The 6-foot-1 McClinton is in his second season with Miami after transferring from Siena. He is the Hurricanes’ leading scorer on the court—and a key contributor off it.
“Jack is always watching tape,” junior Lance Hurdle said. “It’s good to have your leading scorer in there watching tape and working on his game all the time. He always had these metaphors before the game. It gets us pumped up.”
What kinds of metaphors?
“Top secret information,” McClinton said. “I don’t want any other teams using my metaphors to get pumped for a game.”
If Miami needs any help Sunday, the crowd likely will provide it. The burnt orange of Texas has never been popular in Arkansas. Fans booed the Longhorns on Friday and roared their approval when underdog Austin Peay took the court.

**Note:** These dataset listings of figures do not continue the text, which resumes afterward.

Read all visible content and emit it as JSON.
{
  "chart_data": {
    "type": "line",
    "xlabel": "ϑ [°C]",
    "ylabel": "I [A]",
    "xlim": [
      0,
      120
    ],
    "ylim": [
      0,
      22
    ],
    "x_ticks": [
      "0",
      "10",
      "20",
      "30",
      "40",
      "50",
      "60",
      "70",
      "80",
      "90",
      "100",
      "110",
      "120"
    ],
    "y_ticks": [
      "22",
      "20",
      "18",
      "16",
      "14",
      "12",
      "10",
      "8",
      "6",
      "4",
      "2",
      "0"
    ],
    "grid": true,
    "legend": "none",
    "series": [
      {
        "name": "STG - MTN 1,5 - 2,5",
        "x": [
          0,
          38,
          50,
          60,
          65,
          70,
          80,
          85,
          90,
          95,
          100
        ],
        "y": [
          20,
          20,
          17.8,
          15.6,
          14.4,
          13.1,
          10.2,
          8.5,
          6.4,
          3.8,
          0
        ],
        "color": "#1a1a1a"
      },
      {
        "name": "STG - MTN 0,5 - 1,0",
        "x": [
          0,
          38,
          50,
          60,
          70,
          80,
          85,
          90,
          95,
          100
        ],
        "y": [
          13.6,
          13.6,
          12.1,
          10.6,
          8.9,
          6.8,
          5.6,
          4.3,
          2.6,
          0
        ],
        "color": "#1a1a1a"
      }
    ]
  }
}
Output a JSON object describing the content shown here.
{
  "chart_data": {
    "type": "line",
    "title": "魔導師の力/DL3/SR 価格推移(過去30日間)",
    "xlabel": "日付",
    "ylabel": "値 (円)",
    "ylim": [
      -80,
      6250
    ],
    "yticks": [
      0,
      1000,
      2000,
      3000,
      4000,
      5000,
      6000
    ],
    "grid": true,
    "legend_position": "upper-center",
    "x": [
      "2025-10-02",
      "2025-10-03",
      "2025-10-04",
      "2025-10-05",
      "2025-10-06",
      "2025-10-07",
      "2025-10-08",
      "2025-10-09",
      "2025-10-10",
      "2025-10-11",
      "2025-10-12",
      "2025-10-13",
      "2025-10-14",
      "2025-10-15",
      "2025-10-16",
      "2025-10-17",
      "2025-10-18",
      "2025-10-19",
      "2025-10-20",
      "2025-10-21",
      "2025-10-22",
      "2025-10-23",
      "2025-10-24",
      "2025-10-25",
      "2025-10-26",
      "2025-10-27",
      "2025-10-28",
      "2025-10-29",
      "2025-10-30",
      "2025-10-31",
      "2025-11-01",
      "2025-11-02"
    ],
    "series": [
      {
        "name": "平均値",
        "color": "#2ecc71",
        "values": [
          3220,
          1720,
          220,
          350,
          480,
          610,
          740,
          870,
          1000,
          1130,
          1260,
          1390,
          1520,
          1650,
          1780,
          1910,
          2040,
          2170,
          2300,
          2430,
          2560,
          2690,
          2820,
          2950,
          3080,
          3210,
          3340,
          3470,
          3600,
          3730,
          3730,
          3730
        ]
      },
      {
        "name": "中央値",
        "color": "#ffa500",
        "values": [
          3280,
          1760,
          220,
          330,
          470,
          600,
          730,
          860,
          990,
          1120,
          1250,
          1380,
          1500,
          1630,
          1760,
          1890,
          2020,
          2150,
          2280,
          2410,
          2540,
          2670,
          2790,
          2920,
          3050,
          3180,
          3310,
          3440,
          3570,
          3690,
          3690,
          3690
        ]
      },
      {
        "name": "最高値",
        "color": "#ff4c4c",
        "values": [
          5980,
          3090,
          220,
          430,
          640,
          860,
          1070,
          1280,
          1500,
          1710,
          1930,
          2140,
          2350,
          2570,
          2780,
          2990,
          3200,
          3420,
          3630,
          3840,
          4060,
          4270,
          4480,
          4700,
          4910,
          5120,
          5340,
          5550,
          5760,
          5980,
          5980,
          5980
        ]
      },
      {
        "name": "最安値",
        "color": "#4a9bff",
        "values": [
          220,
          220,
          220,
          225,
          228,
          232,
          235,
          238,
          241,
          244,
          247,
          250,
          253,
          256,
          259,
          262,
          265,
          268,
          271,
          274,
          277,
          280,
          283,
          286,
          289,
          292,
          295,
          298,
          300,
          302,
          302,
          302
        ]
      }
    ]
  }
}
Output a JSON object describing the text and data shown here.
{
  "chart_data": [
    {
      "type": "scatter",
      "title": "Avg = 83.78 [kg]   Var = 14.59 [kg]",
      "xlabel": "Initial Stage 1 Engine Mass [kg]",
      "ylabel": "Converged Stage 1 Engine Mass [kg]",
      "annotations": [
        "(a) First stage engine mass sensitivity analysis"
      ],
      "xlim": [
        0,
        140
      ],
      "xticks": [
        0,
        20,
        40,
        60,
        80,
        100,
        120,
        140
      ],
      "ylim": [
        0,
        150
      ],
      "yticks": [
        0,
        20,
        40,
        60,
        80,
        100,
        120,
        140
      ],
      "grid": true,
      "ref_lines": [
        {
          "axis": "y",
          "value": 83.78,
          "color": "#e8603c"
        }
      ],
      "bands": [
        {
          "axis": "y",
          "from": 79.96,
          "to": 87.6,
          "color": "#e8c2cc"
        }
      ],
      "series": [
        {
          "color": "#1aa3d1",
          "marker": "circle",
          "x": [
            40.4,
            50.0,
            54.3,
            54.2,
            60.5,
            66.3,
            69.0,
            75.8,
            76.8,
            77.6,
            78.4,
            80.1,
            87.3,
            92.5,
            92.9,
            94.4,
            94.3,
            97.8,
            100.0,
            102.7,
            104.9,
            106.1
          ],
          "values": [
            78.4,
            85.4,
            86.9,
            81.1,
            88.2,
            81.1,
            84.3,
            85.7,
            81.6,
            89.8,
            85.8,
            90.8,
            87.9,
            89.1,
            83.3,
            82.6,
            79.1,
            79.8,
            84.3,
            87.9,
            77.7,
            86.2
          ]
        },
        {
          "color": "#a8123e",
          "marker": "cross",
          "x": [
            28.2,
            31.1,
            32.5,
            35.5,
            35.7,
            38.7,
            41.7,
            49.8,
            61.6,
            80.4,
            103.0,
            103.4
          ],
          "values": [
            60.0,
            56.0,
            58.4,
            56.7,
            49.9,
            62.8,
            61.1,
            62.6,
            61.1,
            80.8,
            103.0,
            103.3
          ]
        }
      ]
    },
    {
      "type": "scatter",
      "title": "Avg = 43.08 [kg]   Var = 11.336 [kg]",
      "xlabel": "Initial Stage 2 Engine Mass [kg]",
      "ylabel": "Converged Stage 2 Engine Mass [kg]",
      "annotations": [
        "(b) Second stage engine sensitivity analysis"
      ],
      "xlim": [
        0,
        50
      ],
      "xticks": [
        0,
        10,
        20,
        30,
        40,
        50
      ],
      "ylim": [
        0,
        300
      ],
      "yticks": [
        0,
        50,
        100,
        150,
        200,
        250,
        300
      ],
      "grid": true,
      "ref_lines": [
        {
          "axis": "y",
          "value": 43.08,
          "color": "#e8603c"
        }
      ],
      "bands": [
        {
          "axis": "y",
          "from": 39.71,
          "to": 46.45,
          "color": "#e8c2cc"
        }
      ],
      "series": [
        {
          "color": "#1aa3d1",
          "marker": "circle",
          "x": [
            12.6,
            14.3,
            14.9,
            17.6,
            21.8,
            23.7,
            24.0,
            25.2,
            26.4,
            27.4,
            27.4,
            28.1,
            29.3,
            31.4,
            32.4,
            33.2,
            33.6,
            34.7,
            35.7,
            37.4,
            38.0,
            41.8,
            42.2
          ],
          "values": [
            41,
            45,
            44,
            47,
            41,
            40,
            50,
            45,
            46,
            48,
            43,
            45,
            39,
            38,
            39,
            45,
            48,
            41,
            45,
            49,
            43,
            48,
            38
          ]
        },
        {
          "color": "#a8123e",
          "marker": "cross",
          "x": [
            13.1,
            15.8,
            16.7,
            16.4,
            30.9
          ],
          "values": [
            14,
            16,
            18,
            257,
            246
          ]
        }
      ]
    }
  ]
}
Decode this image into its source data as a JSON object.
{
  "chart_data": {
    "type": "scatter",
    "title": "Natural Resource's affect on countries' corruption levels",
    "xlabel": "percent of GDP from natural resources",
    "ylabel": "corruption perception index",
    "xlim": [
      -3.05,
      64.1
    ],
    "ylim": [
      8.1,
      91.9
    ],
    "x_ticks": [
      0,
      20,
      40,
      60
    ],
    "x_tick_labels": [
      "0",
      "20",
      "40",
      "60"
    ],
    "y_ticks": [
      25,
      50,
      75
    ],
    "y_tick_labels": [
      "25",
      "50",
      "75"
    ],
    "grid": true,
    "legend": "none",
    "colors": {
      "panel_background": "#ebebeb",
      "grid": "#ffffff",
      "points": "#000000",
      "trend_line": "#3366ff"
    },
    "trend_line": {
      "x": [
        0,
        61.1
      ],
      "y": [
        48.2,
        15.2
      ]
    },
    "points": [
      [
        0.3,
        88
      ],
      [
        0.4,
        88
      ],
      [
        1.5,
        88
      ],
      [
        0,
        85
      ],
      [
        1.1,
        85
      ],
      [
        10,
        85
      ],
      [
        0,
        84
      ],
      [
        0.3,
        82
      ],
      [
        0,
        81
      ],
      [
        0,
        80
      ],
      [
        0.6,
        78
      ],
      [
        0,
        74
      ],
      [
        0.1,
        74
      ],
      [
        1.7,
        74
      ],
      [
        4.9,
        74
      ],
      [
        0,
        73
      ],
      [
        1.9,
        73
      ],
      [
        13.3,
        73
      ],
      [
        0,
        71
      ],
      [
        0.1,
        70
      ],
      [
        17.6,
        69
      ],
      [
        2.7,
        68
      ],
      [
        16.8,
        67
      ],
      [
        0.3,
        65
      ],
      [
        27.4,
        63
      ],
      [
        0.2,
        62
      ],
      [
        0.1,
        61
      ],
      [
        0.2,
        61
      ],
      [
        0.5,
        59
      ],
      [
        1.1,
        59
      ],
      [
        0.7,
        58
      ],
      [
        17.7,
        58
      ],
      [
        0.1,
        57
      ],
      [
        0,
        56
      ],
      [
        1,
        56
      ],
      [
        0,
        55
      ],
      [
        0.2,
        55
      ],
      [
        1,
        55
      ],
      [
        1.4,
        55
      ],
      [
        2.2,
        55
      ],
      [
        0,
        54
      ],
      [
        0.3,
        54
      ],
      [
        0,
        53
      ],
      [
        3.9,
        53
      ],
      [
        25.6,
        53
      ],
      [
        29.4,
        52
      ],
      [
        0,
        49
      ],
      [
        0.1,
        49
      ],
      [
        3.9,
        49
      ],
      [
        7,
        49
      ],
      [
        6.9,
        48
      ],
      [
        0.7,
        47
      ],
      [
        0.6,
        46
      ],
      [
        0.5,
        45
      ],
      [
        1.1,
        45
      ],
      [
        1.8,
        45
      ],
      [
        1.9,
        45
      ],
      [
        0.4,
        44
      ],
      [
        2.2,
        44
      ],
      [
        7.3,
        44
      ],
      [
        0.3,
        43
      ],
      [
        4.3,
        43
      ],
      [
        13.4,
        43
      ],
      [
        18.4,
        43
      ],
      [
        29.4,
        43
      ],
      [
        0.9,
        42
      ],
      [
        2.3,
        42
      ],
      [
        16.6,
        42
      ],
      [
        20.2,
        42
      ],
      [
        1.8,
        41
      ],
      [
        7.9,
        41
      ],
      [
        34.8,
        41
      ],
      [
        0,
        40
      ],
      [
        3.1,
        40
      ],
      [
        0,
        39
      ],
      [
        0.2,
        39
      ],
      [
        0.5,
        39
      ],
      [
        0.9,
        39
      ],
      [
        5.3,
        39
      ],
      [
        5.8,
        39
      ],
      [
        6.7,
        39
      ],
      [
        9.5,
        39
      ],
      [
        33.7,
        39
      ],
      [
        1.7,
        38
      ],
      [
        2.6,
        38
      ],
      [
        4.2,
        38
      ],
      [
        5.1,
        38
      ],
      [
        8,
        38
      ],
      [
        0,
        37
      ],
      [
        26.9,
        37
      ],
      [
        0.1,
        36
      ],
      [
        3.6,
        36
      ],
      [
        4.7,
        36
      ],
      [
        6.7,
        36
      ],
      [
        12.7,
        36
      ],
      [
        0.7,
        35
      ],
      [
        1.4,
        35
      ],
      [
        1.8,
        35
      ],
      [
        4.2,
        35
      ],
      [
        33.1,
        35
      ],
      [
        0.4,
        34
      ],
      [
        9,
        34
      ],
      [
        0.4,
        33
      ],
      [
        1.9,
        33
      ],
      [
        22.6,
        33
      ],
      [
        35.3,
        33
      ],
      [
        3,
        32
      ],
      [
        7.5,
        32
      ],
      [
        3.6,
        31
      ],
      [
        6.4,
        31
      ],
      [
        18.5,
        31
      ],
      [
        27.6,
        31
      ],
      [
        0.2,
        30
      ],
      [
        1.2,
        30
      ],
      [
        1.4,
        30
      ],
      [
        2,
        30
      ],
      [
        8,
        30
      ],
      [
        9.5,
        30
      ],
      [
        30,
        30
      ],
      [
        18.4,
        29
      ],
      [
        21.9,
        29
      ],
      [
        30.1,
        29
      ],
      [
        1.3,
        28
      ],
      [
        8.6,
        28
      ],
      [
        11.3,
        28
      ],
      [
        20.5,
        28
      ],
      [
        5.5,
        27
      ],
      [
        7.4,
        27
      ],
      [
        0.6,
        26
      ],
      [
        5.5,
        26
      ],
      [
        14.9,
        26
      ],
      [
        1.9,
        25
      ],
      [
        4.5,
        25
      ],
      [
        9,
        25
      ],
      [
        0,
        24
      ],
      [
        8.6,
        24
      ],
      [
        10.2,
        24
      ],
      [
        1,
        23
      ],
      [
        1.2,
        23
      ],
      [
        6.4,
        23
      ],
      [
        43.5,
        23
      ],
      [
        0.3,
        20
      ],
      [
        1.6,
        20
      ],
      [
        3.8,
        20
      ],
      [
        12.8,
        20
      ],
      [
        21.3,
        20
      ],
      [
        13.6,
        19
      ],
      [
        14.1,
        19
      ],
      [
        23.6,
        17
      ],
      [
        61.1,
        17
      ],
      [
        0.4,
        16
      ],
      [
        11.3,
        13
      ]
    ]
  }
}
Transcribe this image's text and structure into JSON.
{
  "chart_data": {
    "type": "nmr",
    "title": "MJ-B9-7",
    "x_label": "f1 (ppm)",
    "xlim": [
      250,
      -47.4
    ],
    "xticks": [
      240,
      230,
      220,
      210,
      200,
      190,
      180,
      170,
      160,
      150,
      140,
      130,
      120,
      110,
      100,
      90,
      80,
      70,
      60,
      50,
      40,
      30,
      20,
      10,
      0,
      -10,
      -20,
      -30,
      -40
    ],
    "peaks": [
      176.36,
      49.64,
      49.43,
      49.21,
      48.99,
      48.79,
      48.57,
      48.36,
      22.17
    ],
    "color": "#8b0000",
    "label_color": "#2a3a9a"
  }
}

The crowd quieted down as Texas routed Austin Peay. It will be a different story if Miami can keep it close.
The Hurricanes went to the round of 16 in 2000, but for the most part, they’ve been an afterthought in basketball—despite competing in high-profile conferences like the Big East and ACC. This season, Miami has taken a big step toward changing that, and Sunday presents a chance for another.
No matter who prevails, it will be an emotional day for the men on the sidelines.
“It’s almost like, you know, your dad. You’re trying to please your dad,” said Haith, who at 42 is only 11 years younger than Barnes. “Rick likes to look at us as brothers. I still look up to Rick.”